Evaluation in Machine Learning 

Offline evaluation: offline evaluation is done to evaluate the performance of machine learning models. Offline metrics measure how close the predictions by the machine learning model on the evaluation dataset are to the graound truth dataset.
Online evaluation: online evaluation measures how the deployed model performs in production. Online evaluation metrics are typlically tied to to business objectives.

Offline evaluation metrics
Task	Offline metrics
Classification	Precision, recall, F1 score, accuracy
Regression	Mean squared error (MSE), root mean squared error (RMSE), MAE
Ranking	Precision@k, recall@k, mean average precision (mAP), normalized discounted cumulative gain(nDCG), mean reciprocal rank (MRR)
NLP	BLEU, ROUGE, METEOR, CIDEx, SPICE

Online evaluation metrics
Problem	Online metrics
Ad click prediction	Click-through rate, revenue lift.
Harmful content detection	Prevalence, valid appeals.
Video recommendation	Click-through rate, total watch time, number of completed videos.
Friend recommendation	Number of requests sent per day, number of requests accepted per day.

Precision 

In the context of binary classification (Yes/No), precision measures the model’s performance at classifying positive observations (i.e. “Yes”). In other words, when a positive value is predicted, how often is the prediction correct? We could game this metric by only returning positive for the single observation we are most confident in.

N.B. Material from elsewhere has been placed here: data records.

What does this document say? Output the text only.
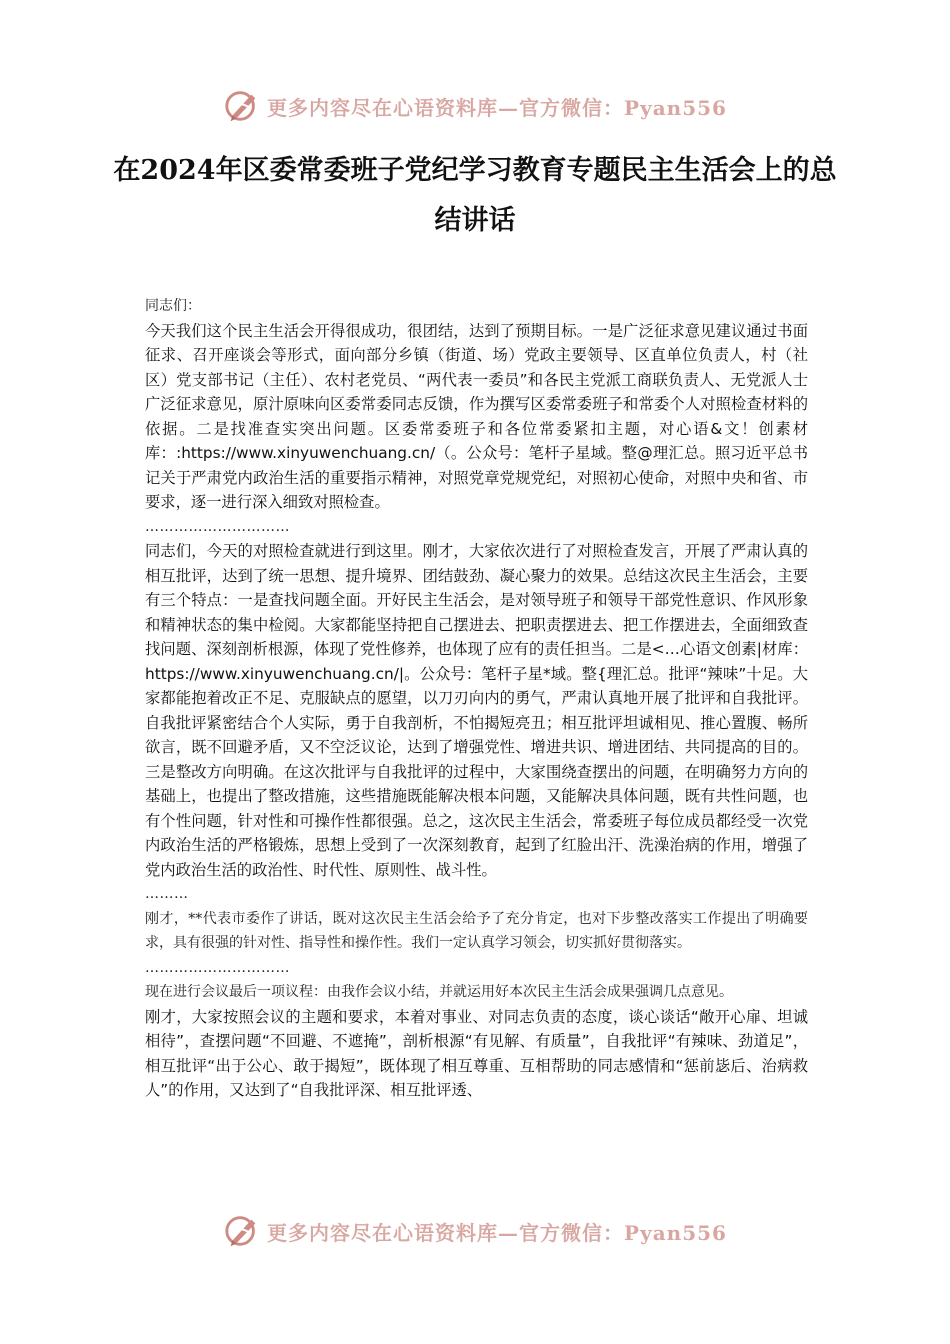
更多内容尽在心语资料库—官方微信：Pyan556
在2024年区委常委班子党纪学习教育专题民主生活会上的总结讲话

同志们：

今天我们这个民主生活会开得很成功，很团结，达到了预期目标。一是广泛征求意见建议通过书面征求、召开座谈会等形式，面向部分乡镇（街道、场）党政主要领导、区直单位负责人，村（社区）党支部书记（主任）、农村老党员、“两代表一委员”和各民主党派工商联负责人、无党派人士广泛征求意见，原汁原味向区委常委同志反馈，作为撰写区委常委班子和常委个人对照检查材料的依据。二是找准查实突出问题。区委常委班子和各位常委紧扣主题，对心语&文！创素材库：:https://www.xinyuwenchuang.cn/（。公众号：笔杆子星域。整@理汇总。照习近平总书记关于严肃党内政治生活的重要指示精神，对照党章党规党纪，对照初心使命，对照中央和省、市要求，逐一进行深入细致对照检查。

…………………………

同志们，今天的对照检查就进行到这里。刚才，大家依次进行了对照检查发言，开展了严肃认真的相互批评，达到了统一思想、提升境界、团结鼓劲、凝心聚力的效果。总结这次民主生活会，主要有三个特点：一是查找问题全面。开好民主生活会，是对领导班子和领导干部党性意识、作风形象和精神状态的集中检阅。大家都能坚持把自己摆进去、把职责摆进去、把工作摆进去，全面细致查找问题、深刻剖析根源，体现了党性修养，也体现了应有的责任担当。二是<…心语文创素|材库：https://www.xinyuwenchuang.cn/|。公众号：笔杆子星*域。整{理汇总。批评“辣味”十足。大家都能抱着改正不足、克服缺点的愿望，以刀刃向内的勇气，严肃认真地开展了批评和自我批评。自我批评紧密结合个人实际，勇于自我剖析，不怕揭短亮丑；相互批评坦诚相见、推心置腹、畅所欲言，既不回避矛盾，又不空泛议论，达到了增强党性、增进共识、增进团结、共同提高的目的。三是整改方向明确。在这次批评与自我批评的过程中，大家围绕查摆出的问题，在明确努力方向的基础上，也提出了整改措施，这些措施既能解决根本问题，又能解决具体问题，既有共性问题，也有个性问题，针对性和可操作性都很强。总之，这次民主生活会，常委班子每位成员都经受一次党内政治生活的严格锻炼，思想上受到了一次深刻教育，起到了红脸出汗、洗澡治病的作用，增强了党内政治生活的政治性、时代性、原则性、战斗性。

………

刚才，**代表市委作了讲话，既对这次民主生活会给予了充分肯定，也对下步整改落实工作提出了明确要求，具有很强的针对性、指导性和操作性。我们一定认真学习领会，切实抓好贯彻落实。

…………………………

现在进行会议最后一项议程：由我作会议小结，并就运用好本次民主生活会成果强调几点意见。

刚才，大家按照会议的主题和要求，本着对事业、对同志负责的态度，谈心谈话“敞开心扉、坦诚相待”，查摆问题“不回避、不遮掩”，剖析根源“有见解、有质量”，自我批评“有辣味、劲道足”，相互批评“出于公心、敢于揭短”，既体现了相互尊重、互相帮助的同志感情和“惩前毖后、治病救人”的作用，又达到了“自我批评深、相互批评透、

更多内容尽在心语资料库—官方微信：Pyan556
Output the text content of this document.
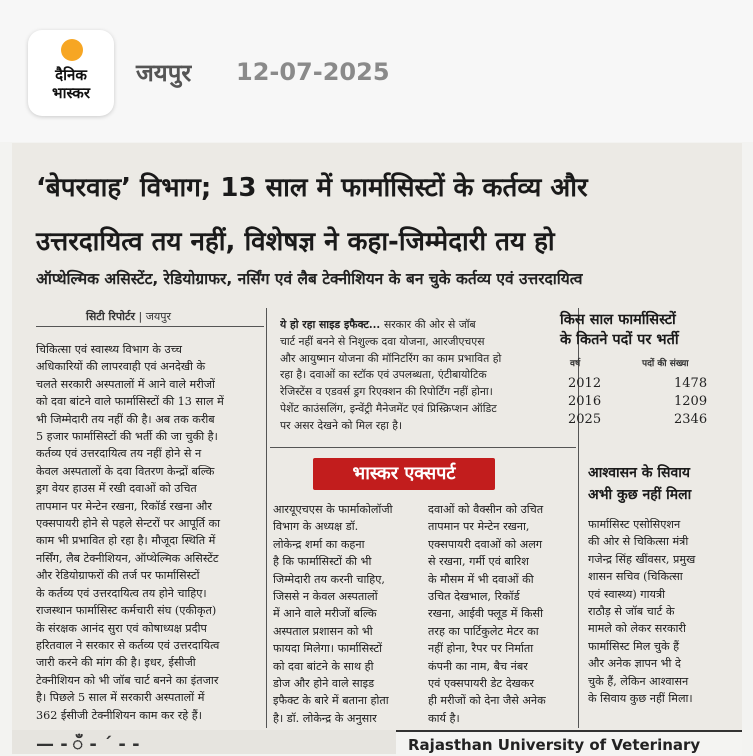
दैनिक
भास्कर
जयपुर 12-07-2025
‘बेपरवाह’ विभाग; 13 साल में फार्मासिस्टों के कर्तव्य और
उत्तरदायित्व तय नहीं, विशेषज्ञ ने कहा-जिम्मेदारी तय हो
ऑप्थेल्मिक असिस्टेंट, रेडियोग्राफर, नर्सिंग एवं लैब टेक्नीशियन के बन चुके कर्तव्य एवं उत्तरदायित्व
सिटी रिपोर्टर | जयपुर
चिकित्सा एवं स्वास्थ्य विभाग के उच्च
अधिकारियों की लापरवाही एवं अनदेखी के
चलते सरकारी अस्पतालों में आने वाले मरीजों
को दवा बांटने वाले फार्मासिस्टों की 13 साल में
भी जिम्मेदारी तय नहीं की है। अब तक करीब
5 हजार फार्मासिस्टों की भर्ती की जा चुकी है।
कर्तव्य एवं उत्तरदायित्व तय नहीं होने से न
केवल अस्पतालों के दवा वितरण केन्द्रों बल्कि
ड्रग वेयर हाउस में रखी दवाओं को उचित
तापमान पर मेन्टेन रखना, रिकॉर्ड रखना और
एक्सपायरी होने से पहले सेन्टरों पर आपूर्ति का
काम भी प्रभावित हो रहा है। मौजूदा स्थिति में
नर्सिंग, लैब टेक्नीशियन, ऑप्थेल्मिक असिस्टेंट
और रेडियोग्राफरों की तर्ज पर फार्मासिस्टों
के कर्तव्य एवं उत्तरदायित्व तय होने चाहिए।
राजस्थान फार्मासिस्ट कर्मचारी संघ (एकीकृत)
के संरक्षक आनंद सुरा एवं कोषाध्यक्ष प्रदीप
हरितवाल ने सरकार से कर्तव्य एवं उत्तरदायित्व
जारी करने की मांग की है। इधर, ईसीजी
टेक्नीशियन को भी जॉब चार्ट बनने का इंतजार
है। पिछले 5 साल में सरकारी अस्पतालों में
362 ईसीजी टेक्नीशियन काम कर रहे हैं।
ये हो रहा साइड इफैक्ट... सरकार की ओर से जॉब
चार्ट नहीं बनने से निशुल्क दवा योजना, आरजीएचएस
और आयुष्मान योजना की मॉनिटरिंग का काम प्रभावित हो
रहा है। दवाओं का स्टॉक एवं उपलब्धता, एंटीबायोटिक
रेजिस्टेंस व एडवर्स ड्रग रिएक्शन की रिपोर्टिंग नहीं होना।
पेशेंट काउंसलिंग, इन्वेंट्री मैनेजमेंट एवं प्रिस्क्रिप्शन ऑडिट
पर असर देखने को मिल रहा है।
किस साल फार्मासिस्टों
के कितने पदों पर भर्ती
वर्ष	पदों की संख्या
2012	1478
2016	1209
2025	2346
भास्कर एक्सपर्ट
आरयूएचएस के फार्माकोलॉजी
विभाग के अध्यक्ष डॉ.
लोकेन्द्र शर्मा का कहना
है कि फार्मासिस्टों की भी
जिम्मेदारी तय करनी चाहिए,
जिससे न केवल अस्पतालों
में आने वाले मरीजों बल्कि
अस्पताल प्रशासन को भी
फायदा मिलेगा। फार्मासिस्टों
को दवा बांटने के साथ ही
डोज और होने वाले साइड
इफैक्ट के बारे में बताना होता
है। डॉ. लोकेन्द्र के अनुसार
दवाओं को वैक्सीन को उचित
तापमान पर मेन्टेन रखना,
एक्सपायरी दवाओं को अलग
से रखना, गर्मी एवं बारिश
के मौसम में भी दवाओं की
उचित देखभाल, रिकॉर्ड
रखना, आईवी फ्लूड में किसी
तरह का पार्टिकुलेट मेटर का
नहीं होना, रैपर पर निर्माता
कंपनी का नाम, बैच नंबर
एवं एक्सपायरी डेट देखकर
ही मरीजों को देना जैसे अनेक
कार्य है।
आश्वासन के सिवाय
अभी कुछ नहीं मिला
फार्मासिस्ट एसोसिएशन
की ओर से चिकित्सा मंत्री
गजेन्द्र सिंह खींवसर, प्रमुख
शासन सचिव (चिकित्सा
एवं स्वास्थ्य) गायत्री
राठौड़ से जॉब चार्ट के
मामले को लेकर सरकारी
फार्मासिस्ट मिल चुके हैं
और अनेक ज्ञापन भी दे
चुके हैं, लेकिन आश्वासन
के सिवाय कुछ नहीं मिला।
— - ँ - ´ - -	Rajasthan University of Veterinary
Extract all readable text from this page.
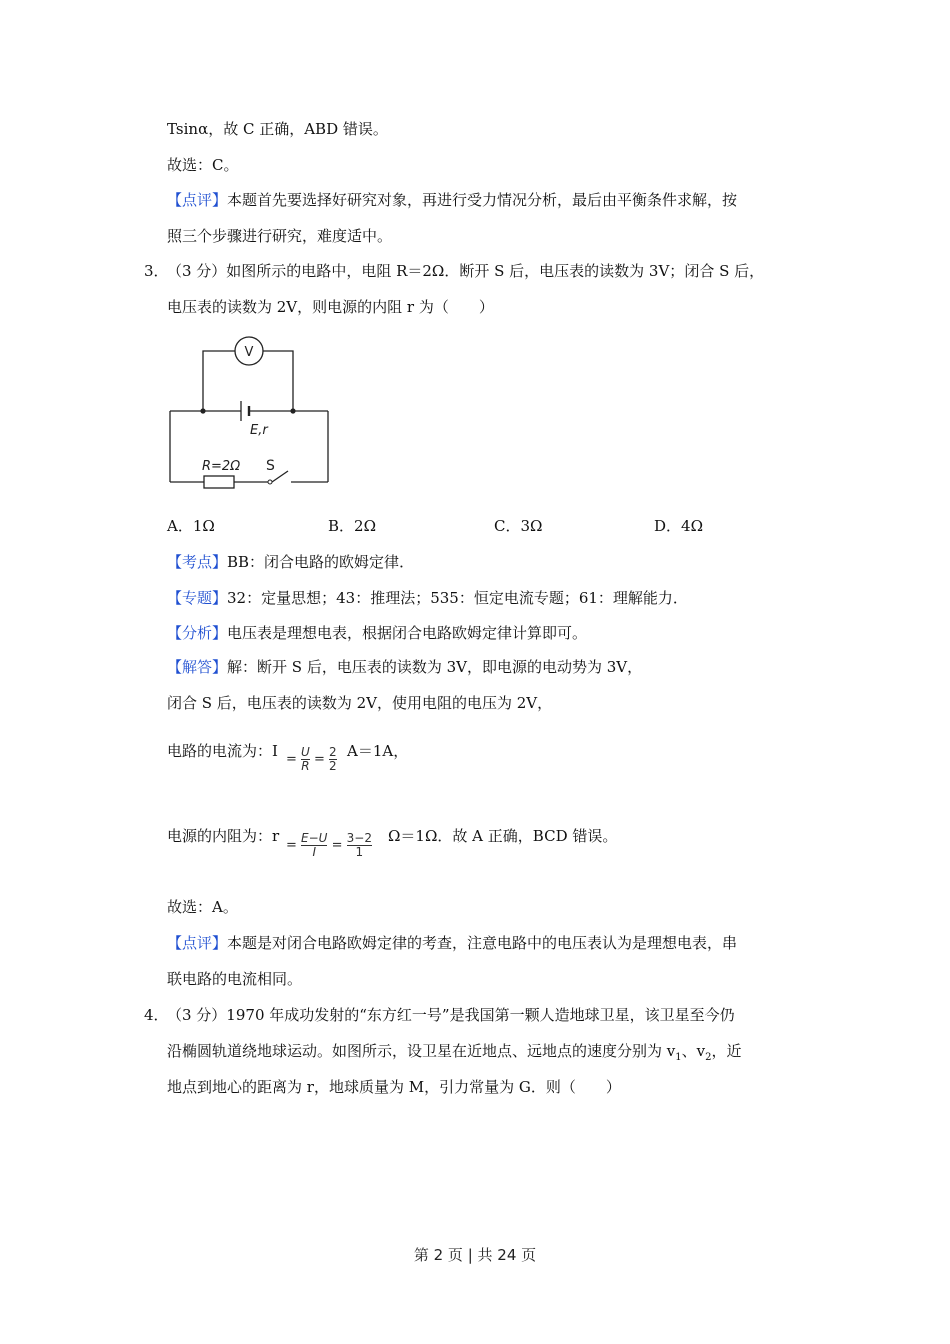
Tsinα，故 C 正确，ABD 错误。
故选：C。
【点评】本题首先要选择好研究对象，再进行受力情况分析，最后由平衡条件求解，按
照三个步骤进行研究，难度适中。
3．
（3 分）如图所示的电路中，电阻 R＝2Ω．断开 S 后，电压表的读数为 3V；闭合 S 后，
电压表的读数为 2V，则电源的内阻 r 为（　　）
V
E,r
R=2Ω S
A．1Ω	B．2Ω	C．3Ω	D．4Ω
【考点】BB：闭合电路的欧姆定律．
【专题】32：定量思想；43：推理法；535：恒定电流专题；61：理解能力．
【分析】电压表是理想电表，根据闭合电路欧姆定律计算即可。
【解答】解：断开 S 后，电压表的读数为 3V，即电源的电动势为 3V，
闭合 S 后，电压表的读数为 2V，使用电阻的电压为 2V，
电路的电流为：$I = \frac{U}{R} = \frac{2}{2} A=1A$，
电源的内阻为：r
= $\frac{E-U}{I} = \frac{3-2}{1} \Omega=1\Omega$．故 A 正确，BCD 错误。
故选：A。
【点评】本题是对闭合电路欧姆定律的考查，注意电路中的电压表认为是理想电表，串
联电路的电流相同。
4．
（3 分）1970 年成功发射的“东方红一号”是我国第一颗人造地球卫星，该卫星至今仍
沿椭圆轨道绕地球运动。如图所示，设卫星在近地点、远地点的速度分别为 $v_1$、$v_2$，近
地点到地心的距离为 r，地球质量为 M，引力常量为 G．则（　　）
第 2 页 | 共 24 页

\[P = \frac{True Positives}{True Positives + False Positives}\]

Recall 

Also called sensitivity. In the context of binary classification (Yes/No), recall measures how “sensitive” the classifier is at detecting positive instances. In other words, for all the true observations in our sample, how many did we “catch.” We could game this metric by always classifying observations as positive.

\[R = \frac{True Positives}{True Positives + False Negatives}\]

Recall vs Precision 

Say we are analyzing Brain scans and trying to predict whether a person has a tumor (True) or not (False). We feed it into our model and our model starts guessing.

Precision is the % of True guesses that were actually correct! If we guess 1 image is True out of 100 images and that image is actually True, then our precision is 100%! Our results aren’t helpful however because we missed 10 brain tumors! We were super precise when we tried, but we didn’t try hard enough.

Recall, or Sensitivity, provides another lens which with to view how good our model is. Again let’s say there are 100 images, 10 with brain tumors, and we correctly guessed 1 had a brain tumor. Precision is 100%, but recall is 10%. Perfect recall requires that we catch all 10 tumors!